DCN^2: Interplay of Implicit Collision Weights and Explicit Cross Layers for Large-Scale Recommendation
This work improves production recommender systems for companies handling massive prediction volumes, though it appears incremental over DCNv2.
The authors tackled limitations in the Deep and Cross architecture (DCNv2) for large-scale recommendation systems by introducing three algorithmic improvements, resulting in DCN^2 which outperforms DCNv2 in offline and online tests while processing over 0.5 billion predictions per second.

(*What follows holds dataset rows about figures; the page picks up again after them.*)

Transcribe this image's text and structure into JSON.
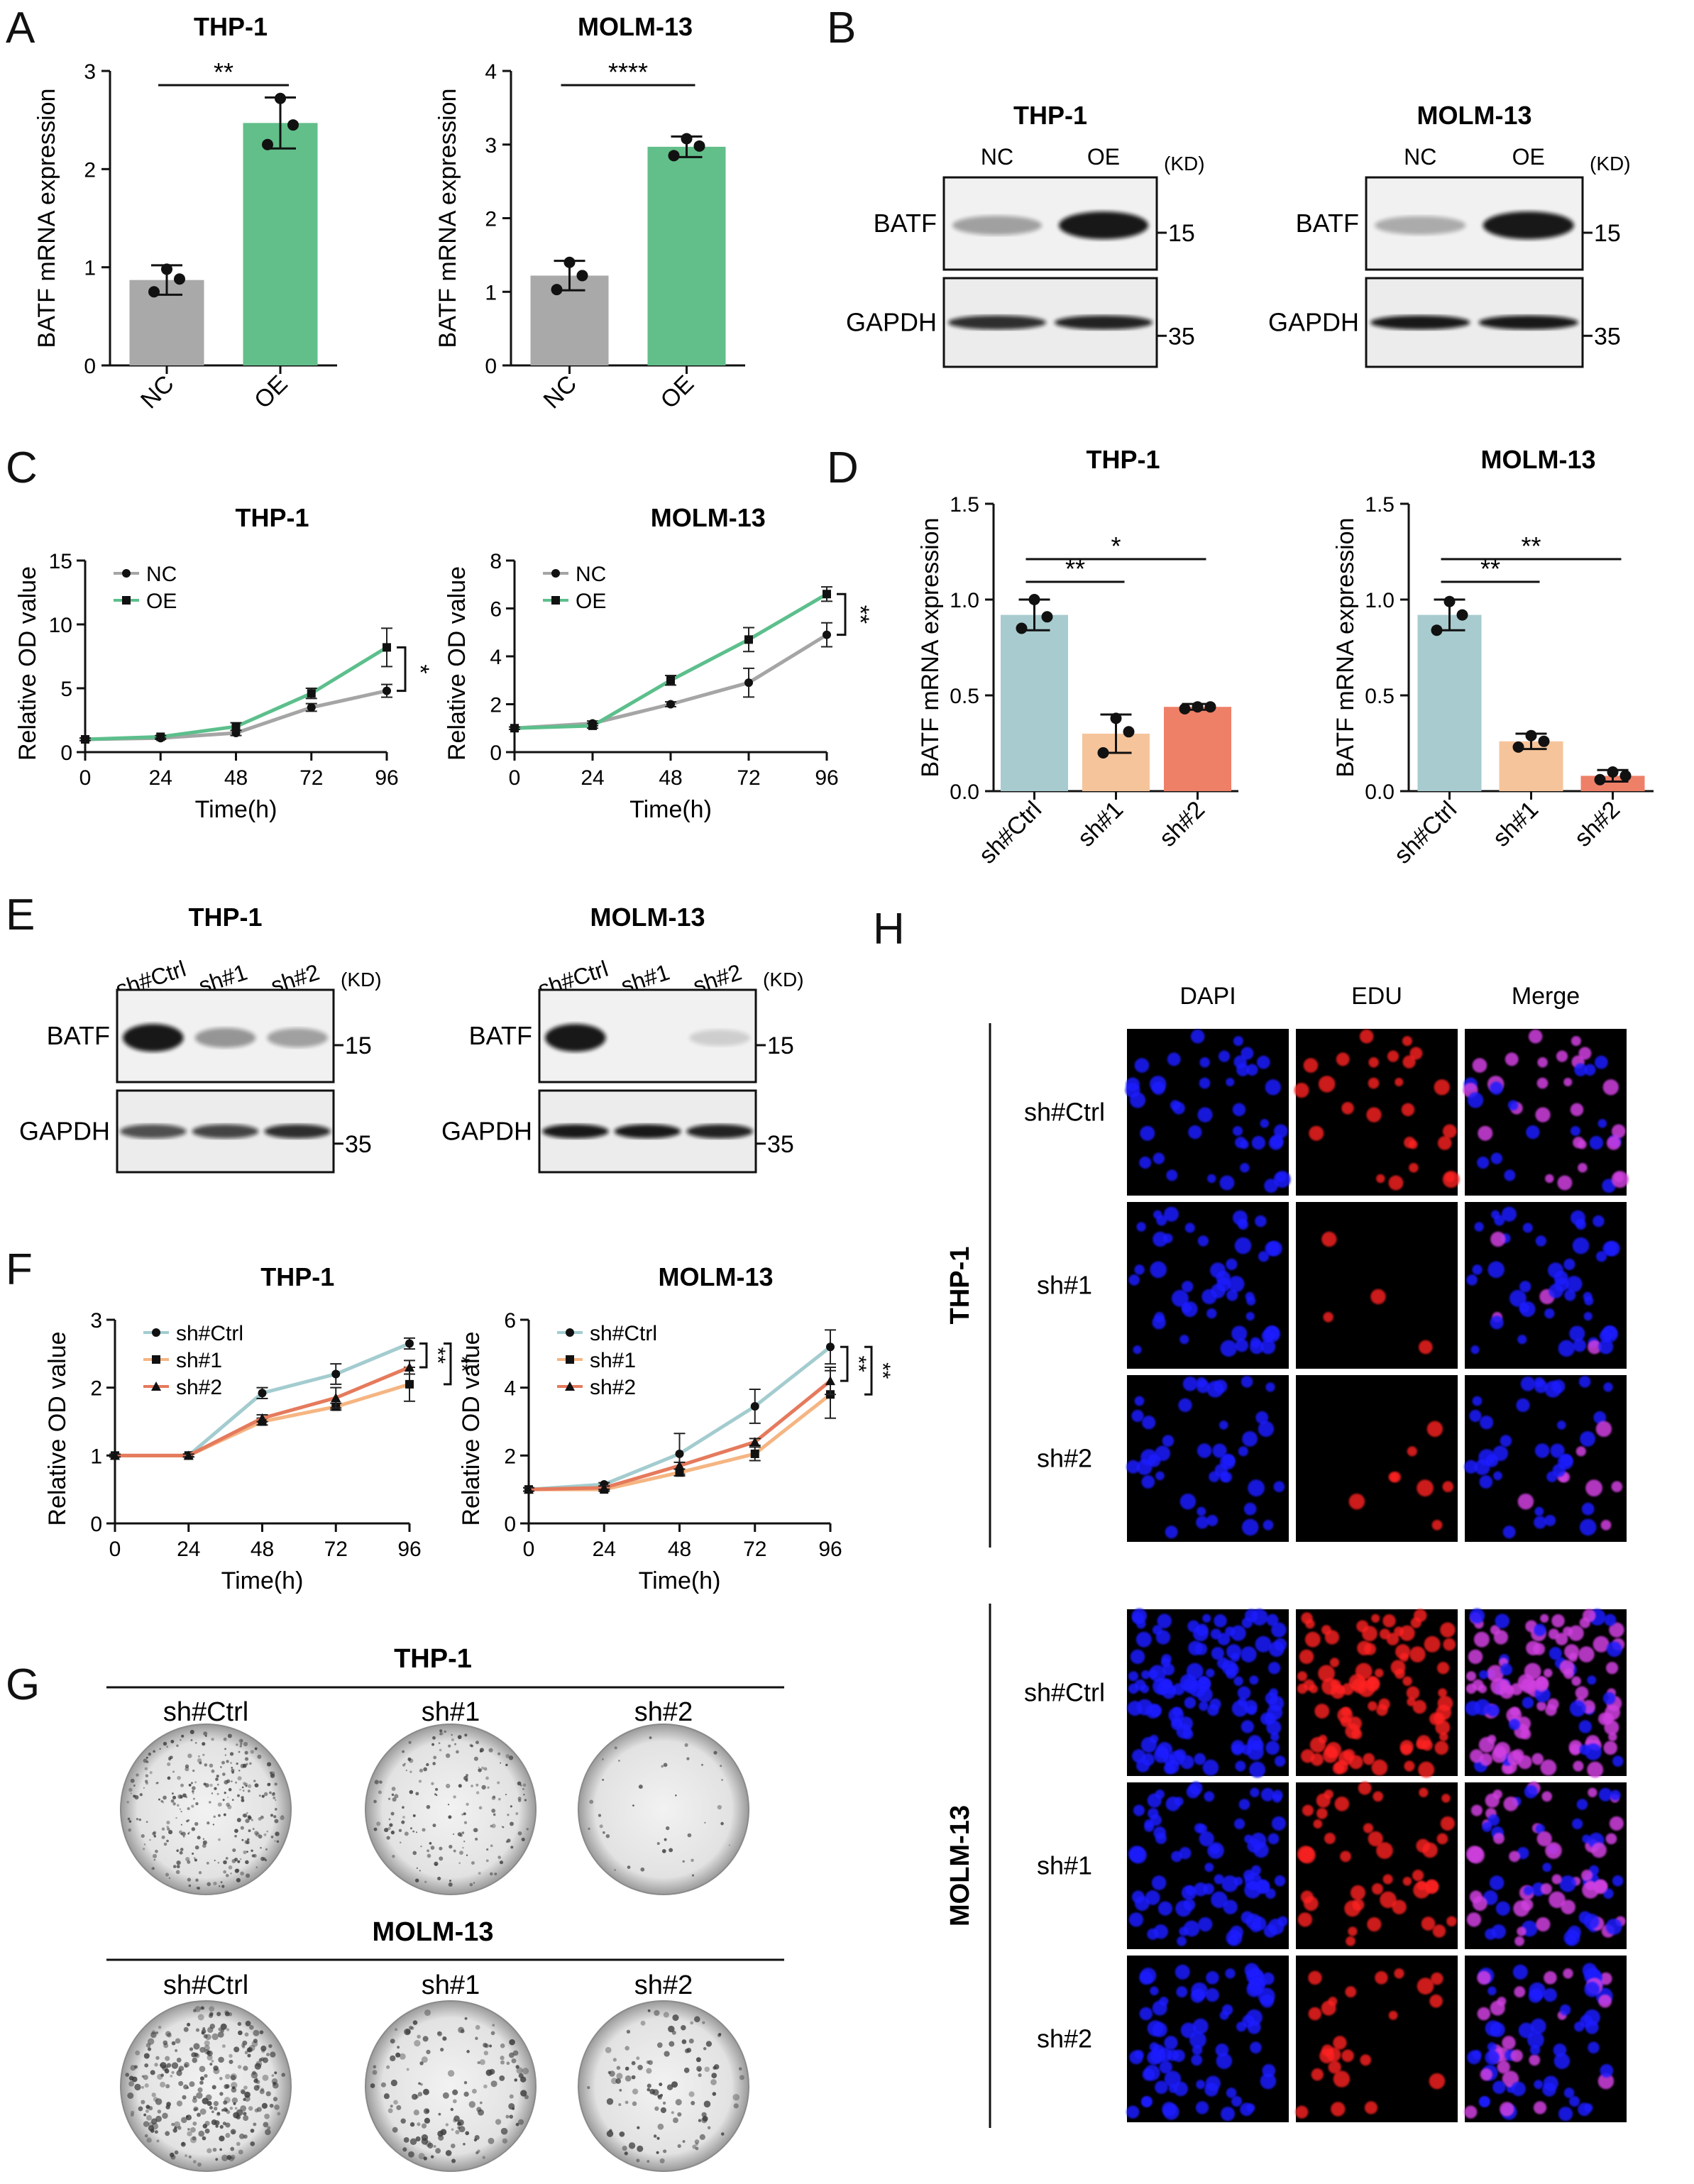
{
  "panels": {
    "A": {
      "letter": "A"
    },
    "B": {
      "letter": "B"
    },
    "C": {
      "letter": "C"
    },
    "D": {
      "letter": "D"
    },
    "E": {
      "letter": "E"
    },
    "F": {
      "letter": "F"
    },
    "G": {
      "letter": "G"
    },
    "H": {
      "letter": "H"
    }
  },
  "colors": {
    "grey": "#a9a9a9",
    "green": "#62bf8a",
    "teal_bar": "#a8cbcf",
    "peach_bar": "#f6c49a",
    "salmon_bar": "#ee8068",
    "line_nc": "#a5a5a5",
    "line_oe": "#5cbf8c",
    "line_ctrl": "#a3cccf",
    "line_sh1": "#f5b582",
    "line_sh2": "#e57a5c",
    "dapi": "#1a1aff",
    "edu": "#ff2020",
    "merge": "#d040e0"
  },
  "western": {
    "B": {
      "units": "(KD)",
      "blots": [
        {
          "title": "THP-1",
          "lanes": [
            "NC",
            "OE"
          ],
          "proteins": [
            "BATF",
            "GAPDH"
          ],
          "markers": [
            "15",
            "35"
          ],
          "batf_intensity": [
            0.35,
            0.95
          ],
          "gapdh_intensity": [
            0.85,
            0.9
          ]
        },
        {
          "title": "MOLM-13",
          "lanes": [
            "NC",
            "OE"
          ],
          "proteins": [
            "BATF",
            "GAPDH"
          ],
          "markers": [
            "15",
            "35"
          ],
          "batf_intensity": [
            0.3,
            0.95
          ],
          "gapdh_intensity": [
            0.95,
            0.95
          ]
        }
      ]
    },
    "E": {
      "units": "(KD)",
      "blots": [
        {
          "title": "THP-1",
          "lanes": [
            "sh#Ctrl",
            "sh#1",
            "sh#2"
          ],
          "proteins": [
            "BATF",
            "GAPDH"
          ],
          "markers": [
            "15",
            "35"
          ],
          "batf_intensity": [
            0.95,
            0.4,
            0.35
          ],
          "gapdh_intensity": [
            0.7,
            0.75,
            0.85
          ]
        },
        {
          "title": "MOLM-13",
          "lanes": [
            "sh#Ctrl",
            "sh#1",
            "sh#2"
          ],
          "proteins": [
            "BATF",
            "GAPDH"
          ],
          "markers": [
            "15",
            "35"
          ],
          "batf_intensity": [
            0.95,
            0.0,
            0.15
          ],
          "gapdh_intensity": [
            0.95,
            0.95,
            0.9
          ]
        }
      ]
    }
  },
  "chart_data": [
    {
      "id": "A1",
      "type": "bar",
      "title": "THP-1",
      "categories": [
        "NC",
        "OE"
      ],
      "values": [
        0.87,
        2.47
      ],
      "errors": [
        0.15,
        0.26
      ],
      "points": [
        [
          0.98,
          0.75,
          0.88
        ],
        [
          2.72,
          2.25,
          2.45
        ]
      ],
      "ylabel": "BATF mRNA expression",
      "ylim": [
        0,
        3
      ],
      "yticks": [
        "0",
        "1",
        "2",
        "3"
      ],
      "significance": [
        {
          "pair": [
            0,
            1
          ],
          "label": "**"
        }
      ]
    },
    {
      "id": "A2",
      "type": "bar",
      "title": "MOLM-13",
      "categories": [
        "NC",
        "OE"
      ],
      "values": [
        1.22,
        2.97
      ],
      "errors": [
        0.2,
        0.14
      ],
      "points": [
        [
          1.4,
          1.03,
          1.22
        ],
        [
          3.08,
          2.85,
          2.98
        ]
      ],
      "ylabel": "BATF mRNA expression",
      "ylim": [
        0,
        4
      ],
      "yticks": [
        "0",
        "1",
        "2",
        "3",
        "4"
      ],
      "significance": [
        {
          "pair": [
            0,
            1
          ],
          "label": "****"
        }
      ]
    },
    {
      "id": "C1",
      "type": "line",
      "title": "THP-1",
      "x": [
        0,
        24,
        48,
        72,
        96
      ],
      "xlabel": "Time(h)",
      "ylabel": "Relative OD value",
      "ylim": [
        0,
        15
      ],
      "yticks": [
        "0",
        "5",
        "10",
        "15"
      ],
      "xticks": [
        "0",
        "24",
        "48",
        "72",
        "96"
      ],
      "series": [
        {
          "name": "NC",
          "values": [
            1.0,
            1.1,
            1.5,
            3.5,
            4.8
          ],
          "errors": [
            0.1,
            0.1,
            0.2,
            0.3,
            0.5
          ]
        },
        {
          "name": "OE",
          "values": [
            1.0,
            1.2,
            2.0,
            4.6,
            8.2
          ],
          "errors": [
            0.1,
            0.1,
            0.3,
            0.4,
            1.5
          ]
        }
      ],
      "significance": [
        {
          "label": "*"
        }
      ]
    },
    {
      "id": "C2",
      "type": "line",
      "title": "MOLM-13",
      "x": [
        0,
        24,
        48,
        72,
        96
      ],
      "xlabel": "Time(h)",
      "ylabel": "Relative OD value",
      "ylim": [
        0,
        8
      ],
      "yticks": [
        "0",
        "2",
        "4",
        "6",
        "8"
      ],
      "xticks": [
        "0",
        "24",
        "48",
        "72",
        "96"
      ],
      "series": [
        {
          "name": "NC",
          "values": [
            1.0,
            1.2,
            2.0,
            2.9,
            4.9
          ],
          "errors": [
            0.05,
            0.1,
            0.1,
            0.6,
            0.5
          ]
        },
        {
          "name": "OE",
          "values": [
            1.0,
            1.1,
            3.0,
            4.7,
            6.6
          ],
          "errors": [
            0.05,
            0.1,
            0.2,
            0.5,
            0.3
          ]
        }
      ],
      "significance": [
        {
          "label": "**"
        }
      ]
    },
    {
      "id": "D1",
      "type": "bar",
      "title": "THP-1",
      "categories": [
        "sh#Ctrl",
        "sh#1",
        "sh#2"
      ],
      "values": [
        0.92,
        0.3,
        0.44
      ],
      "errors": [
        0.08,
        0.1,
        0.015
      ],
      "points": [
        [
          1.0,
          0.85,
          0.91
        ],
        [
          0.38,
          0.2,
          0.31
        ],
        [
          0.44,
          0.43,
          0.44
        ]
      ],
      "ylabel": "BATF mRNA expression",
      "ylim": [
        0,
        1.5
      ],
      "yticks": [
        "0.0",
        "0.5",
        "1.0",
        "1.5"
      ],
      "significance": [
        {
          "pair": [
            0,
            1
          ],
          "label": "**"
        },
        {
          "pair": [
            0,
            2
          ],
          "label": "*"
        }
      ]
    },
    {
      "id": "D2",
      "type": "bar",
      "title": "MOLM-13",
      "categories": [
        "sh#Ctrl",
        "sh#1",
        "sh#2"
      ],
      "values": [
        0.92,
        0.26,
        0.08
      ],
      "errors": [
        0.08,
        0.04,
        0.03
      ],
      "points": [
        [
          0.99,
          0.84,
          0.92
        ],
        [
          0.29,
          0.23,
          0.26
        ],
        [
          0.1,
          0.06,
          0.08
        ]
      ],
      "ylabel": "BATF mRNA expression",
      "ylim": [
        0,
        1.5
      ],
      "yticks": [
        "0.0",
        "0.5",
        "1.0",
        "1.5"
      ],
      "significance": [
        {
          "pair": [
            0,
            1
          ],
          "label": "**"
        },
        {
          "pair": [
            0,
            2
          ],
          "label": "**"
        }
      ]
    },
    {
      "id": "F1",
      "type": "line",
      "title": "THP-1",
      "x": [
        0,
        24,
        48,
        72,
        96
      ],
      "xlabel": "Time(h)",
      "ylabel": "Relative OD value",
      "ylim": [
        0,
        3
      ],
      "yticks": [
        "0",
        "1",
        "2",
        "3"
      ],
      "xticks": [
        "0",
        "24",
        "48",
        "72",
        "96"
      ],
      "series": [
        {
          "name": "sh#Ctrl",
          "values": [
            1.0,
            1.0,
            1.92,
            2.2,
            2.65
          ],
          "errors": [
            0.02,
            0.02,
            0.08,
            0.15,
            0.08
          ]
        },
        {
          "name": "sh#1",
          "values": [
            1.0,
            1.0,
            1.5,
            1.72,
            2.05
          ],
          "errors": [
            0.02,
            0.02,
            0.05,
            0.05,
            0.25
          ]
        },
        {
          "name": "sh#2",
          "values": [
            1.0,
            1.0,
            1.55,
            1.85,
            2.3
          ],
          "errors": [
            0.02,
            0.02,
            0.05,
            0.15,
            0.1
          ]
        }
      ],
      "significance": [
        {
          "label": "**"
        },
        {
          "label": "**"
        }
      ]
    },
    {
      "id": "F2",
      "type": "line",
      "title": "MOLM-13",
      "x": [
        0,
        24,
        48,
        72,
        96
      ],
      "xlabel": "Time(h)",
      "ylabel": "Relative OD value",
      "ylim": [
        0,
        6
      ],
      "yticks": [
        "0",
        "2",
        "4",
        "6"
      ],
      "xticks": [
        "0",
        "24",
        "48",
        "72",
        "96"
      ],
      "series": [
        {
          "name": "sh#Ctrl",
          "values": [
            1.0,
            1.15,
            2.05,
            3.45,
            5.2
          ],
          "errors": [
            0.05,
            0.05,
            0.6,
            0.5,
            0.5
          ]
        },
        {
          "name": "sh#1",
          "values": [
            1.0,
            1.0,
            1.5,
            2.05,
            3.8
          ],
          "errors": [
            0.05,
            0.05,
            0.1,
            0.2,
            0.7
          ]
        },
        {
          "name": "sh#2",
          "values": [
            1.0,
            1.05,
            1.7,
            2.4,
            4.2
          ],
          "errors": [
            0.05,
            0.05,
            0.1,
            0.1,
            0.4
          ]
        }
      ],
      "significance": [
        {
          "label": "**"
        },
        {
          "label": "**"
        }
      ]
    }
  ],
  "colony": {
    "rows": [
      {
        "title": "THP-1",
        "labels": [
          "sh#Ctrl",
          "sh#1",
          "sh#2"
        ],
        "density": [
          0.95,
          0.55,
          0.12
        ]
      },
      {
        "title": "MOLM-13",
        "labels": [
          "sh#Ctrl",
          "sh#1",
          "sh#2"
        ],
        "density": [
          0.95,
          0.45,
          0.35
        ]
      }
    ]
  },
  "edu": {
    "columns": [
      "DAPI",
      "EDU",
      "Merge"
    ],
    "groups": [
      {
        "title": "THP-1",
        "rows": [
          "sh#Ctrl",
          "sh#1",
          "sh#2"
        ],
        "dapi_density": [
          0.35,
          0.4,
          0.35
        ],
        "edu_level": [
          0.8,
          0.2,
          0.15
        ]
      },
      {
        "title": "MOLM-13",
        "rows": [
          "sh#Ctrl",
          "sh#1",
          "sh#2"
        ],
        "dapi_density": [
          1.0,
          0.65,
          0.6
        ],
        "edu_level": [
          0.9,
          0.7,
          0.4
        ]
      }
    ]
  }
}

The Deep and Cross architecture (DCNv2) is a robust production baseline and is integral to numerous real-life recommender systems. Its inherent efficiency and ability to model interactions often result in models that are both simpler and highly competitive compared to more computationally demanding alternatives, such as Deep FFMs. In this work, we introduce three significant algorithmic improvements to the DCNv2 architecture, detailing their formulation and behavior at scale. The enhanced architecture we refer to as DCN^2 is actively used in a live recommender system, processing over 0.5 billion predictions per second across diverse use cases where it out-performed DCNv2, both offline and online (ab tests). These improvements effectively address key limitations observed in the DCNv2, including information loss in Cross layers, implicit management of collisions through learnable lookup-level weights, and explicit modeling of pairwise similarities with a custom layer that emulates FFMs' behavior. The superior performance of DCN^2 is also demonstrated on four publicly available benchmark data sets.